- Born: Lombard, Illinois, United States
- Occupation: Film director

= Brett Novak =

American filmmaker and director

Brett Novak is an American filmmaker and director, best known for his short skateboard related films; particularly his collaborations with Spanish professional skateboarder Kilian Martin.

== Biography ==

===Early life===

Novak was born in the western Chicago suburb of Lombard, Illinois. Majoring in Digital Arts and Design, he graduated from Full Sail University in 2007.

=== Early career ===
Upon moving to Los Angeles in 2008, Novak started work in the Visual Effects industry working on music videos for artists such as Beyonce, Lil Wayne, Britney Spears and Lady Gaga. He would go on to incorporate his Visual Effects experience into his later independent skateboard work.

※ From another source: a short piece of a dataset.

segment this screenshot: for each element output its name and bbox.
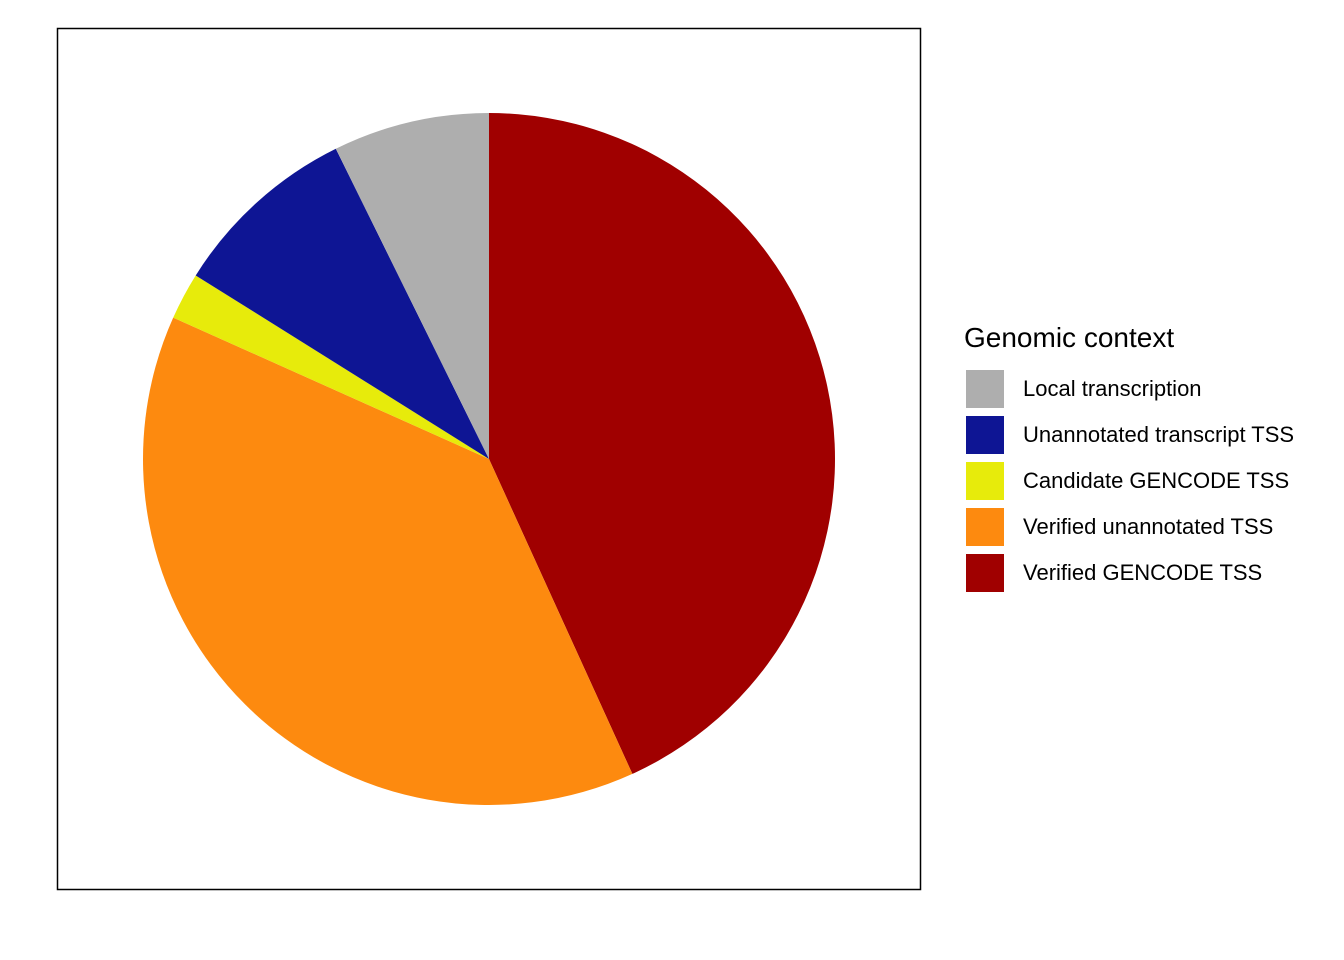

==Collaborations with Kilian Martin==
Brett Novak and Kilian Martin met in 2009 competing against each other in a California freestyle-skateboarding contest. Their first video collaboration entitled "Kilian Martin: Freestyle Skateboarding", filmed in November 2009 in Los Angeles, California, prominently featured Martin's freestyle roots as a skateboarder and was met with moderate online success. Their follow up project, "Kilian Martin: a Skate Escalation" , this time focusing on Martin's street-skateboarding abilities, quickly went viral (3,390,000 views as of March 2016) pushing the two to continue creating newer projects together. As of March 2016, they have completed 8 short films together.

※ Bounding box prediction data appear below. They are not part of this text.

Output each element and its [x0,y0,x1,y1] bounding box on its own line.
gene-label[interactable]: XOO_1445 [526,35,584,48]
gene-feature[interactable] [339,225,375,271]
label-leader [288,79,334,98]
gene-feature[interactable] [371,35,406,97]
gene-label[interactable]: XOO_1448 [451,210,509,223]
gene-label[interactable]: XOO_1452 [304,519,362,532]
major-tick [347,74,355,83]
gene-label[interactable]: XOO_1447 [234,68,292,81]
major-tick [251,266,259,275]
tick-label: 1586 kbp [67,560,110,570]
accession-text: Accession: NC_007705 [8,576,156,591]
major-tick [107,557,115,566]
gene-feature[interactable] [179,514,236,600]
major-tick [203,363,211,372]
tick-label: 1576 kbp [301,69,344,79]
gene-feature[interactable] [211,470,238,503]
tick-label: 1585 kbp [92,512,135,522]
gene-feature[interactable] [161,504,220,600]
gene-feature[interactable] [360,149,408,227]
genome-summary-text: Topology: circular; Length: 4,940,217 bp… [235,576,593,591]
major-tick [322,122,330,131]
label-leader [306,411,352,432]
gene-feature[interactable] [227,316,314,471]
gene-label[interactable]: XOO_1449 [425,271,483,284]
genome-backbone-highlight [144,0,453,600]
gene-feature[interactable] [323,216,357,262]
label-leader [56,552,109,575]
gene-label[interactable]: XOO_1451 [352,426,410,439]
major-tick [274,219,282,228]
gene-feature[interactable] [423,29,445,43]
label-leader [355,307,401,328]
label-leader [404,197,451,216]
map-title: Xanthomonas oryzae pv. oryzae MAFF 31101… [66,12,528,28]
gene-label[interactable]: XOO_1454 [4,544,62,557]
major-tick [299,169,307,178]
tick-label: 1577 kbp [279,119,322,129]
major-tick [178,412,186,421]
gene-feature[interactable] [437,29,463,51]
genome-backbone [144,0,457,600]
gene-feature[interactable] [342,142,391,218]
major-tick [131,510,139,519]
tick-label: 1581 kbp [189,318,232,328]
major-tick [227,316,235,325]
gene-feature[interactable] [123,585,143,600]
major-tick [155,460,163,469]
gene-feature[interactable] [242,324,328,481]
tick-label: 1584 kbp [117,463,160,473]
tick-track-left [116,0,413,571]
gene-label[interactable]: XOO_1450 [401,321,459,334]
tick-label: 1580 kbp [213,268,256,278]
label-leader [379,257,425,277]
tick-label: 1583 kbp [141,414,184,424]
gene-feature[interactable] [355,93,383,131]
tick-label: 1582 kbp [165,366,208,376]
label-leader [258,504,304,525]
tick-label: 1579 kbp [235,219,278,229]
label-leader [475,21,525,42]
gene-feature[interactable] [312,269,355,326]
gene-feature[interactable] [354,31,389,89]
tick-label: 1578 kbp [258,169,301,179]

===Concrete Circus / A Skate Illustration===
In 2011, Brett and Kilian starred alongside professional trials cyclist Danny MacAskill in the Channel 4 English Documentary "Concrete Circus". The film featured the two on their journey around the United Kingdom while they filmed their fourth short film together, "Kilian Martin: a Skate Illustration" .

===Altered Route===
In 2012, Novak and Martin were approached by Mercedes-Benz to collaborate on what would become their fifth project together, "Kilian Martin: Altered Route" . Filmed in the now defunct California Lake Dolores Waterpark, the video features Martin skateboarding the abandoned ruins of the once thriving park. As of March 2016 the video has seen over 2 million views on YouTube.

===Last Call with Carson Daly===

In 2013 Novak and Martin appeared on the American late night television program Last Call with Carson Daly.

==Other works==
In 2013, Novak directed a music video for the American rock band Deftones starring skateboarder Jason Park.

In 2014 Novak was commissioned by The Halsey Institute of Contemporary Art to direct a documentary into the life and work of artist Shepard Fairey. The video, entitled "Obey This Film", follows Shepard through the development of an exhibition, as well as his outdoor mural process.